CUIDADOS DE ENFERMAGEM
Os cuidados de enfermagem a essa clientela iniciam-se com a questão da educação em saúde e a orientação nos diversos aspectos que envolvem a incontinência fecal e o alcance do bem-estar, os pacientes devem ser orientados quanto ao uso e a escolha dos equipamentos coletores e adjuvantes, aos hábitos alimentares e às mudanças dietéticas para melhoria da incontinência fecal, aos medicamentos que podem influenciar o surgimento e agravamento da mesma, aos cuidados habituais com a pele e, ainda, quanto aos métodos de prevenção da DAI (LEME, SOUZA, CHAGAS, 2019).
A avaliação das modalidades terapêuticas também faz parte dos cuidados de enfermagem, de forma a selecionar junto ao paciente o melhor recurso terapêutico para cada caso.

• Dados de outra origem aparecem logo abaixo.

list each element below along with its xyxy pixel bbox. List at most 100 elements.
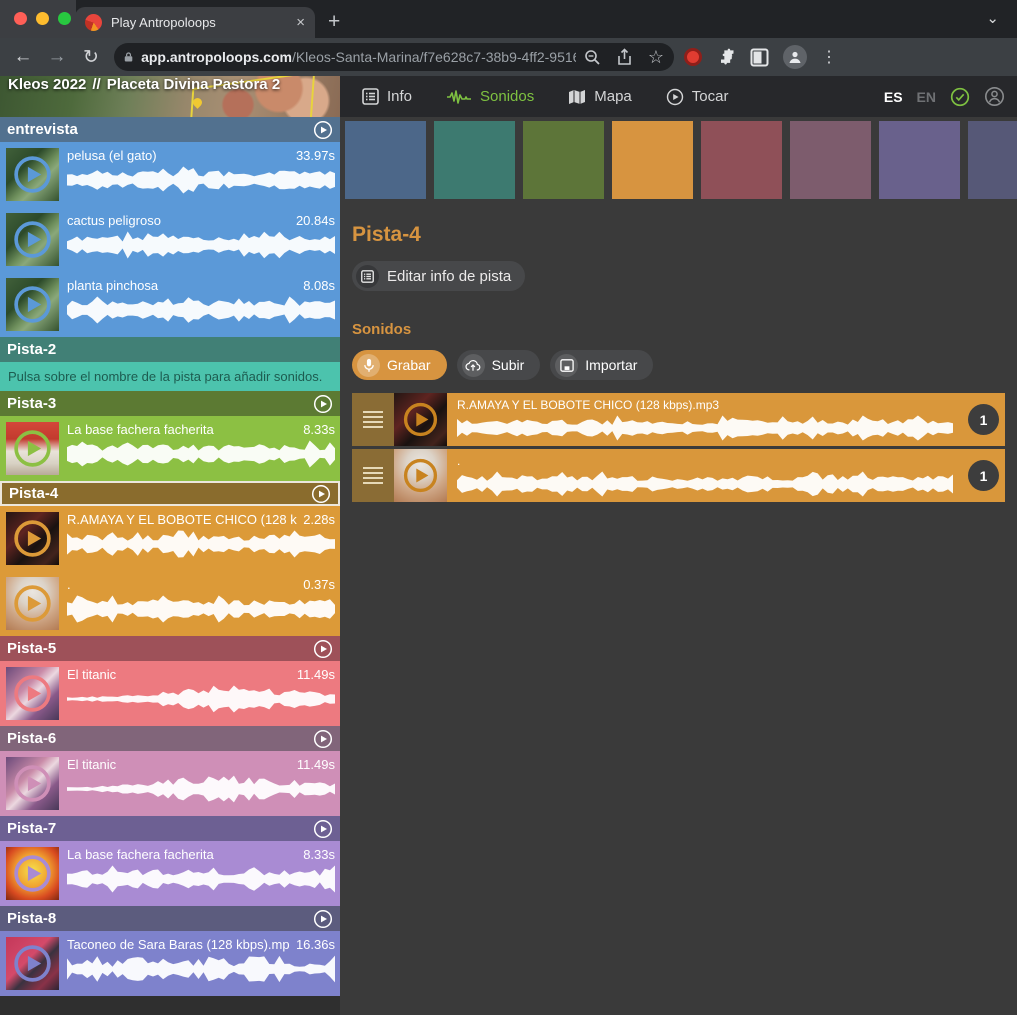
sound-thumbnail[interactable] [6, 937, 59, 990]
url-domain: app.antropoloops.com [141, 49, 292, 65]
tab-mapa[interactable]: Mapa [568, 88, 632, 105]
pista-name[interactable]: Pista-3 [7, 395, 313, 412]
color-swatch-pista-6[interactable] [790, 121, 871, 199]
grabar-label: Grabar [387, 357, 431, 373]
drag-handle[interactable] [352, 449, 394, 502]
sidebar-pista-header[interactable]: entrevista [0, 117, 340, 142]
sound-item[interactable]: El titanic11.49s [0, 751, 340, 816]
sound-thumbnail[interactable] [6, 667, 59, 720]
bookmark-star-icon[interactable]: ☆ [648, 48, 664, 66]
color-swatch-pista-4[interactable] [612, 121, 693, 199]
pista-name[interactable]: entrevista [7, 121, 313, 138]
tab-info[interactable]: Info [362, 88, 412, 105]
sound-thumbnail[interactable] [6, 148, 59, 201]
new-tab-button[interactable]: + [328, 8, 340, 36]
subir-button[interactable]: Subir [457, 350, 541, 380]
close-window-button[interactable] [14, 12, 27, 25]
color-swatch-pista-7[interactable] [879, 121, 960, 199]
sound-item[interactable]: El titanic11.49s [0, 661, 340, 726]
tab-sonidos[interactable]: Sonidos [446, 88, 534, 105]
sound-thumbnail[interactable] [394, 449, 447, 502]
importar-button[interactable]: Importar [550, 350, 653, 380]
minimize-window-button[interactable] [36, 12, 49, 25]
pista-play-button[interactable] [313, 394, 333, 414]
pista-name[interactable]: Pista-5 [7, 640, 313, 657]
extensions-puzzle-icon[interactable] [716, 47, 736, 67]
tab-search-chevron-icon[interactable]: ⌄ [986, 9, 999, 27]
forward-button[interactable]: → [40, 46, 74, 68]
sound-thumbnail[interactable] [394, 393, 447, 446]
sound-row[interactable]: R.AMAYA Y EL BOBOTE CHICO (128 kbps).mp3… [352, 393, 1005, 446]
sound-thumbnail[interactable] [6, 422, 59, 475]
sidebar-pista-header[interactable]: Pista-5 [0, 636, 340, 661]
pista-play-button[interactable] [313, 120, 333, 140]
pista-name[interactable]: Pista-4 [9, 485, 311, 502]
sound-item[interactable]: R.AMAYA Y EL BOBOTE CHICO (128 kbps)....… [0, 506, 340, 571]
project-banner[interactable]: Kleos 2022//Placeta Divina Pastora 2 [0, 76, 340, 117]
person-icon [788, 50, 802, 64]
pista-name[interactable]: Pista-6 [7, 730, 313, 747]
window-controls[interactable] [14, 12, 71, 25]
side-panel-icon[interactable] [750, 48, 769, 67]
sound-waveform [67, 955, 335, 983]
lang-es-button[interactable]: ES [884, 89, 903, 105]
sidebar-pista-header[interactable]: Pista-4 [0, 481, 340, 506]
sound-item[interactable]: .0.37s [0, 571, 340, 636]
sidebar-pista-header[interactable]: Pista-3 [0, 391, 340, 416]
breadcrumb-separator: // [92, 76, 100, 93]
pista-name[interactable]: Pista-7 [7, 820, 313, 837]
pista-play-button[interactable] [313, 729, 333, 749]
close-tab-icon[interactable]: × [296, 14, 305, 31]
sound-thumbnail[interactable] [6, 577, 59, 630]
color-swatch-pista-3[interactable] [523, 121, 604, 199]
grabar-button[interactable]: Grabar [352, 350, 447, 380]
url-path: /Kleos-Santa-Marina/f7e628c7-38b9-4ff2-9… [292, 49, 576, 65]
sound-thumbnail[interactable] [6, 757, 59, 810]
sidebar-pista-header[interactable]: Pista-6 [0, 726, 340, 751]
pista-name[interactable]: Pista-8 [7, 910, 313, 927]
sound-item[interactable]: pelusa (el gato)33.97s [0, 142, 340, 207]
color-swatch-pista-5[interactable] [701, 121, 782, 199]
sidebar-pista-header[interactable]: Pista-2 [0, 337, 340, 362]
sound-thumbnail[interactable] [6, 213, 59, 266]
color-swatch-pista-2[interactable] [434, 121, 515, 199]
sound-thumbnail[interactable] [6, 278, 59, 331]
account-icon[interactable] [984, 86, 1005, 107]
pista-play-button[interactable] [313, 819, 333, 839]
pista-play-button[interactable] [313, 639, 333, 659]
lang-en-button[interactable]: EN [917, 89, 936, 105]
sound-waveform [67, 166, 335, 194]
sound-item[interactable]: planta pinchosa8.08s [0, 272, 340, 337]
sound-item[interactable]: Taconeo de Sara Baras (128 kbps).mp316.3… [0, 931, 340, 996]
maximize-window-button[interactable] [58, 12, 71, 25]
sound-count-badge: 1 [968, 404, 999, 435]
zoom-icon[interactable] [584, 49, 601, 66]
edit-pista-info-button[interactable]: Editar info de pista [352, 261, 525, 291]
sound-waveform [457, 471, 953, 497]
back-button[interactable]: ← [6, 46, 40, 68]
sound-thumbnail[interactable] [6, 512, 59, 565]
sound-thumbnail[interactable] [6, 847, 59, 900]
record-extension-icon[interactable] [684, 48, 702, 66]
sidebar-pista-header[interactable]: Pista-8 [0, 906, 340, 931]
sound-row[interactable]: .1 [352, 449, 1005, 502]
sound-item[interactable]: La base fachera facherita8.33s [0, 416, 340, 481]
color-swatch-pista-8[interactable] [968, 121, 1017, 199]
pista-play-button[interactable] [311, 484, 331, 504]
sidebar-pista-header[interactable]: Pista-7 [0, 816, 340, 841]
tab-tocar[interactable]: Tocar [666, 88, 729, 106]
sound-item[interactable]: cactus peligroso20.84s [0, 207, 340, 272]
share-icon[interactable] [617, 48, 632, 66]
pista-play-button[interactable] [313, 909, 333, 929]
drag-handle[interactable] [352, 393, 394, 446]
sound-item[interactable]: La base fachera facherita8.33s [0, 841, 340, 906]
color-swatch-pista-1[interactable] [345, 121, 426, 199]
breadcrumb-project[interactable]: Kleos 2022 [8, 76, 86, 93]
pista-name[interactable]: Pista-2 [7, 341, 333, 358]
grabar-icon [357, 354, 380, 377]
profile-avatar[interactable] [783, 45, 807, 69]
browser-tab[interactable]: Play Antropoloops × [75, 7, 315, 38]
reload-button[interactable]: ↻ [74, 46, 108, 69]
browser-menu-icon[interactable]: ⋮ [821, 47, 837, 67]
address-bar[interactable]: app.antropoloops.com/Kleos-Santa-Marina/… [114, 43, 674, 71]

O enfermeiro deve avaliar e orientar os exercícios do assoalho pélvico, biofeedback, irrigação, estimulação percutânea do nervo tibial e técnicas cognitivas para diminuir a ansiedade. A identificação das opções de gerenciamento para IF, que são preferidas pelos pacientes, permitem um melhor planejamento de acordo com prioridades e preferências dos mesmos, estabelecendo assim, maior probabilidade de adesão aos tratamentos propostos(LEME, SOUZA, CHAGAS, 2019).

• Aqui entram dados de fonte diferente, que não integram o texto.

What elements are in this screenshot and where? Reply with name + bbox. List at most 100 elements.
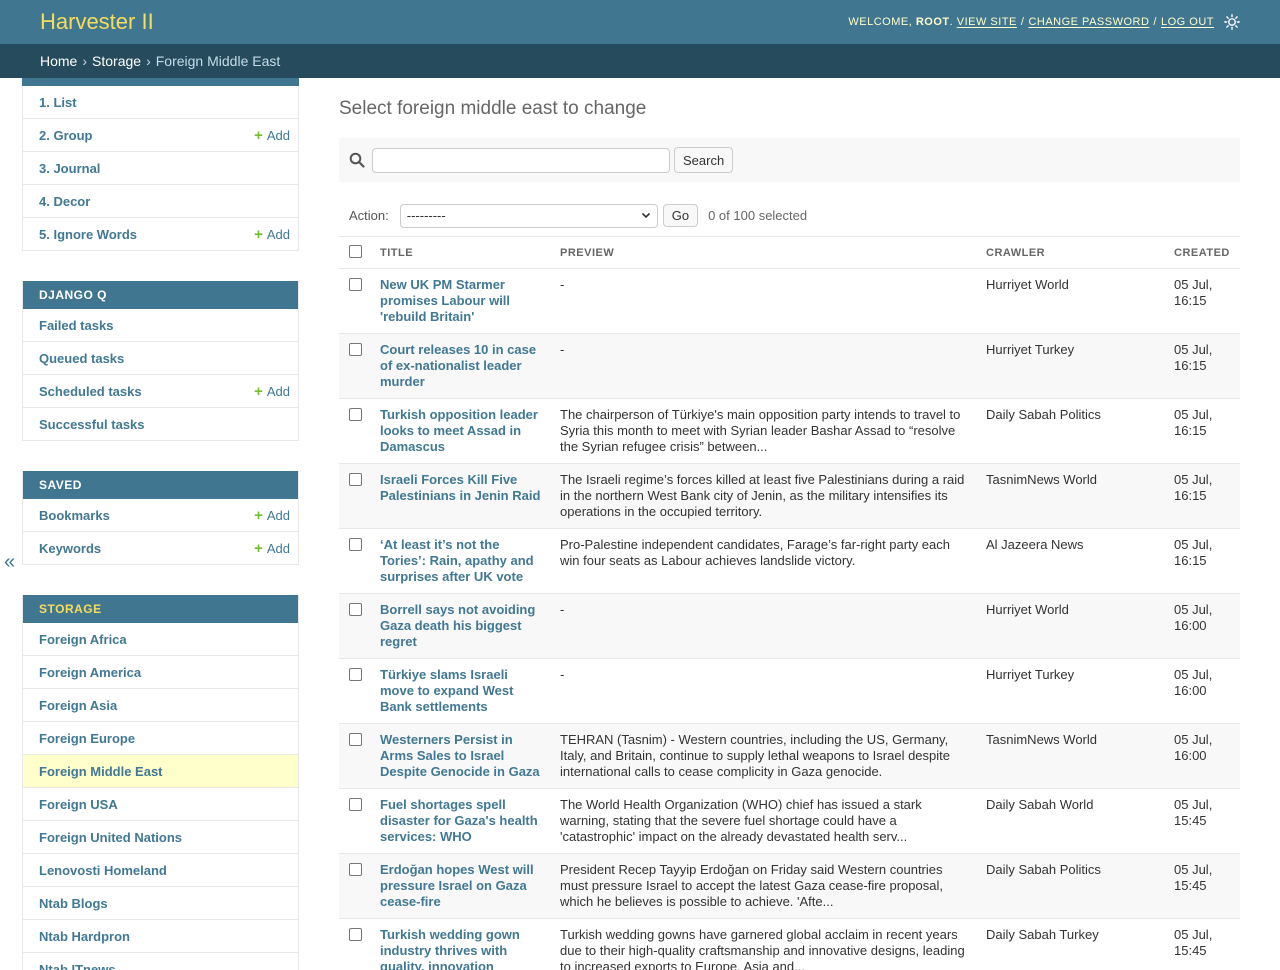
row-title-link[interactable]: Turkish opposition leader looks to meet … [380,407,538,454]
sidebar-item-successful-tasks[interactable]: Successful tasks [23,408,298,441]
sidebar-item-group[interactable]: 2. Group + Add [23,119,298,152]
row-checkbox-cell [339,723,372,789]
sidebar-item-decor[interactable]: 4. Decor [23,185,298,218]
sidebar-item-label[interactable]: Ntab Hardpron [39,929,130,944]
sidebar-item-label[interactable]: Ntab Blogs [39,896,108,911]
sidebar-item-label[interactable]: Foreign Africa [39,632,127,647]
sidebar-item-ntab-blogs[interactable]: Ntab Blogs [23,887,298,920]
sidebar-item-label[interactable]: Ntab ITnews [39,962,116,970]
row-checkbox[interactable] [349,538,362,551]
add-scheduled-task-button[interactable]: + Add [254,384,290,399]
row-title-link[interactable]: Turkish wedding gown industry thrives wi… [380,927,520,970]
sidebar-item-label[interactable]: Successful tasks [39,417,145,432]
sidebar-item-label[interactable]: Foreign Middle East [39,764,163,779]
sidebar-item-label[interactable]: Scheduled tasks [39,384,142,399]
sidebar-item-label[interactable]: 4. Decor [39,194,90,209]
sidebar-item-list[interactable]: 1. List [23,86,298,119]
sidebar-item-ignore-words[interactable]: 5. Ignore Words + Add [23,218,298,251]
sidebar-item-scheduled-tasks[interactable]: Scheduled tasks + Add [23,375,298,408]
row-checkbox[interactable] [349,343,362,356]
sidebar-item-keywords[interactable]: Keywords + Add [23,532,298,565]
action-select[interactable]: --------- [399,203,658,228]
sidebar-item-label[interactable]: 2. Group [39,128,92,143]
sidebar-item-label[interactable]: Bookmarks [39,508,110,523]
sidebar-item-lenovosti-homeland[interactable]: Lenovosti Homeland [23,854,298,887]
preview-cell: - [552,333,978,399]
sidebar-item-queued-tasks[interactable]: Queued tasks [23,342,298,375]
search-input[interactable] [372,147,670,173]
breadcrumb-storage[interactable]: Storage [92,53,141,69]
search-toolbar: Search [339,138,1240,182]
sidebar-item-label[interactable]: Foreign United Nations [39,830,182,845]
preview-cell: Turkish wedding gowns have garnered glob… [552,918,978,970]
row-title-link[interactable]: Westerners Persist in Arms Sales to Isra… [380,732,540,779]
add-group-button[interactable]: + Add [254,128,290,143]
row-checkbox[interactable] [349,603,362,616]
add-keyword-button[interactable]: + Add [254,541,290,556]
sidebar-item-label[interactable]: Foreign America [39,665,141,680]
row-title-link[interactable]: Israeli Forces Kill Five Palestinians in… [380,472,540,503]
row-title-link[interactable]: New UK PM Starmer promises Labour will '… [380,277,510,324]
row-title-link[interactable]: Fuel shortages spell disaster for Gaza's… [380,797,538,844]
toggle-sidebar-button[interactable]: « [4,551,15,574]
module-caption-storage[interactable]: Storage [23,595,298,623]
sidebar-item-foreign-africa[interactable]: Foreign Africa [23,623,298,656]
plus-icon: + [254,225,263,243]
view-site-link[interactable]: View site [957,16,1017,28]
sidebar-item-label[interactable]: Keywords [39,541,101,556]
row-checkbox[interactable] [349,408,362,421]
sidebar-item-label[interactable]: 1. List [39,95,77,110]
module-caption-saved[interactable]: Saved [23,471,298,499]
row-checkbox[interactable] [349,278,362,291]
page-title: Select foreign middle east to change [339,98,647,119]
sidebar-item-foreign-america[interactable]: Foreign America [23,656,298,689]
created-cell: 05 Jul, 15:45 [1166,918,1240,970]
row-title-link[interactable]: ‘At least it’s not the Tories’: Rain, ap… [380,537,534,584]
column-header-crawler[interactable]: Crawler [978,236,1166,269]
go-button[interactable]: Go [662,204,699,227]
sidebar-item-label[interactable]: Foreign Asia [39,698,117,713]
sidebar-item-foreign-europe[interactable]: Foreign Europe [23,722,298,755]
row-checkbox[interactable] [349,798,362,811]
sidebar-item-ntab-itnews[interactable]: Ntab ITnews [23,953,298,970]
sidebar-item-foreign-usa[interactable]: Foreign USA [23,788,298,821]
preview-cell: Pro-Palestine independent candidates, Fa… [552,528,978,594]
add-bookmark-button[interactable]: + Add [254,508,290,523]
module-caption-django-q[interactable]: Django Q [23,281,298,309]
site-brand[interactable]: Harvester II [40,9,154,35]
column-header-created[interactable]: Created [1166,236,1240,269]
column-header-title[interactable]: Title [372,236,552,269]
breadcrumb-current: Foreign Middle East [155,53,281,69]
row-title-link[interactable]: Court releases 10 in case of ex-national… [380,342,536,389]
row-title-link[interactable]: Türkiye slams Israeli move to expand Wes… [380,667,513,714]
sidebar-item-journal[interactable]: 3. Journal [23,152,298,185]
sidebar-item-failed-tasks[interactable]: Failed tasks [23,309,298,342]
row-checkbox[interactable] [349,863,362,876]
sidebar-item-label[interactable]: 3. Journal [39,161,100,176]
sidebar-item-label[interactable]: Failed tasks [39,318,113,333]
sidebar-item-label[interactable]: Foreign USA [39,797,118,812]
row-title-link[interactable]: Borrell says not avoiding Gaza death his… [380,602,535,649]
sidebar-item-foreign-middle-east[interactable]: Foreign Middle East [23,755,298,788]
row-checkbox[interactable] [349,473,362,486]
breadcrumb-home[interactable]: Home [40,53,77,69]
column-header-preview[interactable]: Preview [552,236,978,269]
change-password-link[interactable]: Change password [1028,16,1149,28]
sidebar-item-foreign-united-nations[interactable]: Foreign United Nations [23,821,298,854]
row-checkbox[interactable] [349,928,362,941]
select-all-checkbox[interactable] [349,245,362,258]
sidebar-item-label[interactable]: 5. Ignore Words [39,227,137,242]
search-button[interactable]: Search [674,147,734,173]
theme-toggle-icon[interactable] [1224,14,1240,30]
add-ignore-words-button[interactable]: + Add [254,227,290,242]
sidebar-item-label[interactable]: Lenovosti Homeland [39,863,167,878]
sidebar-item-foreign-asia[interactable]: Foreign Asia [23,689,298,722]
row-title-link[interactable]: Erdoğan hopes West will pressure Israel … [380,862,534,909]
row-checkbox[interactable] [349,668,362,681]
sidebar-item-bookmarks[interactable]: Bookmarks + Add [23,499,298,532]
log-out-link[interactable]: Log out [1161,16,1214,28]
sidebar-item-ntab-hardpron[interactable]: Ntab Hardpron [23,920,298,953]
sidebar-item-label[interactable]: Foreign Europe [39,731,135,746]
sidebar-item-label[interactable]: Queued tasks [39,351,124,366]
row-checkbox[interactable] [349,733,362,746]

Em relação às tecnologias para o manejo da IF, diversos são os cuidados que o enfermeiro deve desenvolver. As fraldas e demais equipamentos absorventes precisam ser trocados a cada episódio de IF, promovendo a limpeza da pele e o uso de cremes barreira, a fim de prevenir a ocorrência da DAI. O enfermeiro deve ainda investigar a DAI em pacientes não hospitalizados, questionando-os sobre a IF, quanto à presença de sintomas e à gravidade, já que o estigma e o constrangimento decorrentes da mesma, muitas vezes, impedem que os pacientes busquem ajuda espontaneamente (LEME, SOUZA, CHAGAS, 2019).
 O enfermeiro deve proceder ao ensino da auto-avaliação, com o uso de espelhos, por exemplo, para verificar a região perineal e adjacências. Pacientes hospitalizados e em uso de tecnologias para o manejo da IF também precisam ser avaliados rotineiramente quanto à prevenção e cuidados da DAI. O apoio emocional, igualmente, faz parte dos cuidados de enfermagem a essa clientela. O profissional deve aconselhar e apoiar a pessoa a superar os contratempos e a refletir sobre seus próprios objetivos, além de conhecer as possíveis respostas emocionais à IA a fim de promover apoio terapêutico, facilitando a aceitação da IA e melhor adesão ao tratamento(LEME, SOUZA, CHAGAS, 2019).
REFERÊNCIA
BALSAMO, F; FILHO, P,R,R; POZZOHON, B, H, Z; CASTRO, C, A, T; FORMIGA, G, J, S; Correlação entre achados monométricos e sintomatologia na incontinência fecal. Revista bras. Colo-proctol. Vol. 31 n° 1 Rio de Janeiro. Jan/Mar. 2011.
FANI SUSANA LEITE RIBEIRO; Incontinência fecal: abordagem passo a passo; Dissertação de Mestrado Integrado em Medicina submetido no Instituto de Ciências Biomédicas Abel Salazar; Ano letivo 2012/2013.
LEITE, J; POÇAS, F; Tratamento da Incontinência. Ver. Port. Colopract. 2010; 7(2): 68-72
LEME, L,N,R; SOUZA, N,V,D,O; CHAGAS, P,F; Cuidados de enfermagem e suas repercussões na vida da pessoa com incontinência anal: revisão integrativa. Ver. Enferm. UERJ, Rio de Janeiro, 2019; 27: e 40285.